Fruity flavors zest up Monique Carr’s concoctions. Photograph by Douglas Merriam.

THE MORNING SUN WARMS THE bosque near Albuquerque, catching the ruby-red skins of wild currants, ripe and juicy for the picking. Monique Carr smiles as she reaches for the fruit. “Foraging is peaceful and playful,” she says. “It’s romantic. It’s sensory. You hear birds singing, you hear crunching. It’s not rushed.”   

The owner of Spellbound Syrups, which she started in 2015, Carr brings that magic to her small-batch shrubs with mostly foraged, seasonal ingredients. She spends hours in the mountains near Mora, along the river in Abiquiú, and wandering orchards in Tesuque to find elderflowers, cherries, apricots, pomegranates, prickly pears, apples, and wild currants.    

She returns home to blend her concentrated syrups, made with vinegar and sugar, a technique that goes back as far as ancient Greece and Persia. Carr extracts the juice and pulp, then macerates them with sugar. She adds vinegar and refrigerates the mixtures to prevent ambient yeasts, which can cause carbonation.  

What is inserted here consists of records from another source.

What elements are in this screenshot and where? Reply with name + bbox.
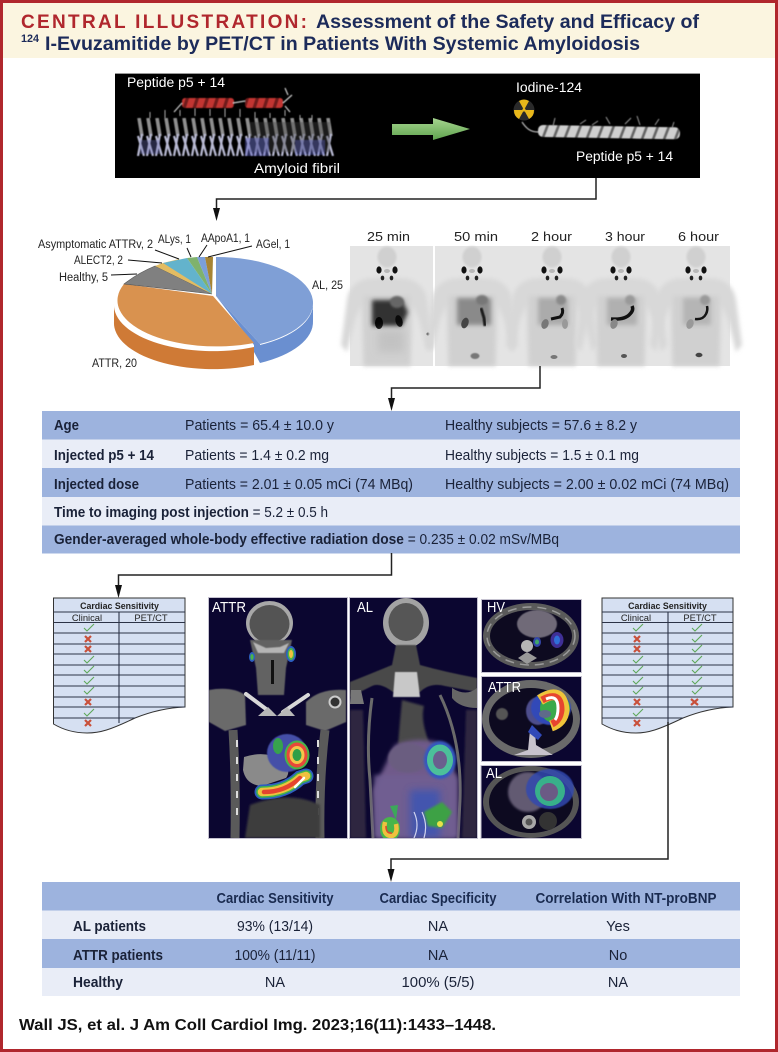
checklist heading: Cardiac Sensitivity: [628, 601, 707, 611]
row: time to imaging: Time to imaging post injection = 5.2 ± 0.5 h: [54, 505, 328, 521]
pie labels: AApoA1, 1: [201, 233, 250, 245]
slice: healthy 5: [124, 266, 212, 294]
header row: Cardiac Specificity: [380, 891, 496, 907]
arrow: black panel to pie: [213, 178, 596, 221]
PET body 50 min: [426, 246, 518, 366]
arrow: table to left checklist: [115, 553, 392, 598]
citation: Wall JS, et al. J Am Coll Cardiol Img. 2023;16(11):1433–1448.: [19, 1017, 496, 1034]
row: radiation dose: Gender-averaged whole-body effective radiation dose = 0.235 ± 0.02 mSv/MBq: [54, 532, 559, 548]
label: AL axial: AL: [486, 766, 502, 782]
row: healthy: Healthy: [73, 975, 123, 991]
row: age: Healthy subjects = 57.6 ± 8.2 y: [445, 418, 638, 434]
row: injected p5+14: Patients = 1.4 ± 0.2 mg: [185, 448, 329, 464]
row: age: [54, 418, 638, 434]
label: iodine-124: Iodine-124: [516, 80, 582, 95]
x marks: [634, 636, 698, 726]
time labels: [367, 229, 720, 244]
row: injected p5+14: [54, 448, 639, 464]
title banner: 124: [21, 33, 40, 45]
header row: Correlation With NT-proBNP: [536, 891, 717, 907]
checklist: clinical and PET/CT: [602, 598, 733, 733]
icon: amyloid fibril: [137, 108, 335, 156]
check marks: [84, 624, 94, 716]
label: peptide p5+14: Peptide p5 + 14: [127, 75, 225, 90]
pie chart: patient groups: [38, 233, 343, 370]
label: HV: HV: [487, 600, 505, 616]
row: AL patients: Yes: [606, 919, 630, 935]
scan: AL coronal PET/CT: [350, 598, 478, 841]
row: injected dose: Patients = 2.01 ± 0.05 mCi (74 MBq): [185, 477, 413, 493]
label: peptide p5+14 right: Peptide p5 + 14: [576, 149, 673, 164]
pie labels: AL, 25: [312, 280, 343, 292]
label: AL: AL: [357, 600, 373, 616]
row: AL patients: [73, 919, 630, 935]
slice wedge edge AL: [216, 296, 260, 363]
panel: peptide and amyloid fibril: [115, 73, 700, 178]
arrow: right checklist to results table: [388, 722, 668, 882]
pie labels: ATTR, 20: [92, 358, 137, 370]
scan: AL axial: [481, 766, 582, 838]
table: cardiac results: [42, 882, 740, 996]
scan: ATTR axial: [482, 676, 582, 762]
arrow: green: [392, 118, 470, 140]
slice side: ATTR: [114, 304, 254, 369]
column head: clinical: Clinical: [621, 612, 651, 623]
label: amyloid fibril: Amyloid fibril: [254, 161, 340, 176]
column head: PET/CT: PET/CT: [683, 612, 717, 623]
pie labels: Asymptomatic ATTRv, 2: [38, 239, 153, 251]
row: ATTR patients: NA: [428, 948, 448, 964]
checklist heading: Cardiac Sensitivity: [80, 601, 159, 611]
time labels: 50 min: [454, 229, 498, 244]
row: healthy: 100% (5/5): [402, 975, 474, 991]
header row: [216, 891, 717, 907]
column head: PET/CT: PET/CT: [134, 612, 168, 623]
row: ATTR patients: No: [609, 948, 627, 964]
slice side: AL: [260, 303, 313, 363]
scan: ATTR coronal PET/CT: [208, 598, 348, 838]
row: injected dose: [54, 477, 729, 493]
slice: AApoA1 1: [197, 257, 212, 294]
slice: AGel 1: [205, 257, 213, 294]
row: injected dose: Injected dose: [54, 477, 139, 493]
row: age: Patients = 65.4 ± 10.0 y: [185, 418, 335, 434]
x marks: [85, 636, 91, 726]
scan: HV axial: [482, 600, 582, 672]
row: injected p5+14: Healthy subjects = 1.5 ± 0.1 mg: [445, 448, 639, 464]
icon: white helix peptide: [522, 116, 680, 139]
pie labels: Healthy, 5: [59, 272, 108, 284]
row: injected p5+14: Injected p5 + 14: [54, 448, 154, 464]
title banner: I-Evuzamitide by PET/CT in Patients With Systemic Amyloidosis: [45, 34, 640, 55]
check marks: [633, 624, 702, 716]
icon: red helix peptide: [174, 88, 292, 112]
slice: ALys 1: [187, 257, 212, 294]
PET body 6 hour: [650, 246, 742, 366]
column head: clinical: Clinical: [72, 612, 102, 623]
time labels: 2 hour: [531, 229, 573, 244]
row: AL patients: 93% (13/14): [237, 919, 313, 935]
row: ATTR patients: [73, 948, 627, 964]
checklist: clinical only: [54, 598, 185, 733]
arrow: PET to summary table: [388, 366, 540, 411]
row: AL patients: NA: [428, 919, 448, 935]
row: healthy: NA: [608, 975, 628, 991]
row: healthy: NA: [265, 975, 285, 991]
header row: Cardiac Sensitivity: [216, 891, 334, 907]
time labels: 25 min: [367, 229, 410, 244]
PET body 2 hour: [506, 246, 598, 366]
PET body 3 hour: [575, 246, 667, 366]
pie labels: ALECT2, 2: [74, 255, 123, 267]
title banner: CENTRAL ILLUSTRATION:: [21, 12, 307, 33]
slice: AL 25: [216, 257, 313, 344]
panel: PET whole-body time series: [341, 229, 742, 366]
label: ATTR axial: ATTR: [488, 680, 521, 696]
table: dosing summary: [42, 411, 740, 554]
time labels: 6 hour: [678, 229, 720, 244]
icon: radiation symbol: [514, 100, 534, 120]
leader lines: [111, 245, 252, 275]
row: injected dose: Healthy subjects = 2.00 ± 0.02 mCi (74 MBq): [445, 477, 729, 493]
row: AL patients: AL patients: [73, 919, 146, 935]
slice: asymptomatic ATTRv 2: [163, 258, 212, 294]
slice: ATTR 20: [117, 284, 254, 346]
row: healthy: [73, 975, 628, 991]
pie labels: AGel, 1: [256, 239, 290, 251]
row: ATTR patients: 100% (11/11): [234, 948, 316, 964]
label: ATTR: ATTR: [212, 600, 246, 616]
pie labels: [38, 233, 343, 370]
slice: ALECT2 2: [155, 259, 212, 294]
time labels: 3 hour: [605, 229, 646, 244]
title banner: [3, 3, 775, 58]
row: ATTR patients: ATTR patients: [73, 948, 163, 964]
pie labels: ALys, 1: [158, 234, 191, 246]
title banner: Assessment of the Safety and Efficacy of: [316, 12, 700, 33]
PET body 25 min: [341, 246, 433, 366]
row: age: Age: [54, 418, 79, 434]
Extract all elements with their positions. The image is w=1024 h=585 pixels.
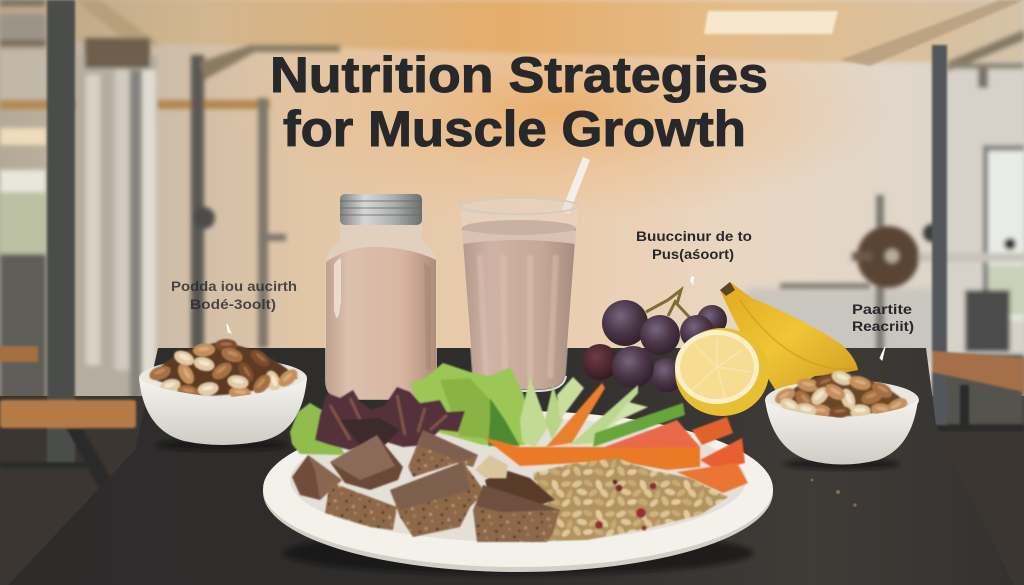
table <box>8 348 1014 585</box>
hazelnut <box>475 455 508 478</box>
carrot sticks <box>483 417 748 493</box>
grain salad <box>533 458 728 541</box>
title <box>270 47 768 157</box>
gym background <box>0 0 1024 404</box>
nuts <box>772 368 910 419</box>
grapes <box>582 290 727 392</box>
label: left nuts <box>171 279 297 333</box>
label: right nuts: Reacriit) <box>852 319 914 334</box>
title: for Muscle Growth <box>283 101 746 157</box>
plate <box>263 411 773 575</box>
cucumber and celery <box>520 377 685 447</box>
lower wall right <box>745 288 935 363</box>
floor <box>0 396 1024 585</box>
nuts <box>147 339 301 400</box>
right bench and pillar <box>930 45 1024 431</box>
protein jar <box>325 194 437 400</box>
banana <box>720 282 858 391</box>
salad greens <box>290 363 530 455</box>
left nut bowl <box>139 339 307 451</box>
left gym rack <box>0 0 340 404</box>
left bench and pillar <box>0 0 136 490</box>
ceiling <box>0 0 1024 66</box>
label: centre right fruit: Pus(aśoort) <box>652 247 734 262</box>
label: left nuts: Bodé-3oolt) <box>190 297 276 312</box>
lemon <box>675 328 769 416</box>
ceiling light <box>704 11 838 34</box>
label: left nuts: Podda iou aucirth <box>171 279 297 294</box>
label: centre right fruit: Buuccinur de to <box>636 229 752 244</box>
label: right nuts: Paartite <box>852 302 913 317</box>
label: centre right fruit <box>636 229 752 285</box>
title: Nutrition Strategies <box>270 47 768 103</box>
straw <box>561 157 590 214</box>
right nut bowl <box>765 368 919 470</box>
crumbs on table <box>811 479 857 507</box>
jar lid <box>340 194 422 225</box>
shake glass <box>460 157 590 391</box>
beef cubes <box>292 430 560 542</box>
label: right nuts <box>852 302 914 360</box>
right gym rack and window <box>780 30 1024 365</box>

As a Black Mestiza woman, Carr practices a deep reverence for the land, knowing her resources are precious. “You can’t over-take,” she says. “There is so much responsibility that comes with it. You don’t want to take more than you can use.”   

Experience in coffee shops and breweries in college introduced Carr to the culinary world. A book about shrubs that she received as a gift deepened her interest. It’s a time she often references when talking about the genesis of Spellbound, but she’s coming to realize that her connection to the timeless practice of shrub making is deeper than that.  

“The seasonal nature of what I do means I work with something, and then it’s released and I come back to it later,” she says. “There is forgetting involved, and then the joy of remembering. Remembering the smells and tastes, remembering to poach a peach to remove the skin. There’s joy in getting to re-meet those experiences.” 

Her syrups can be added to sparkling water or used to make a cocktail with your favorite spirit. Carr suggests trying shrubs as dressings, over yogurt, or to make popsicles. “Be playful,” she says. 

Spellbound Syrups can be found at Sky Coffee, in Santa Fe. Monique Carr also collaborates with Japanese dessert shop Tonari No Mise, in Albuquerque, to create special treats.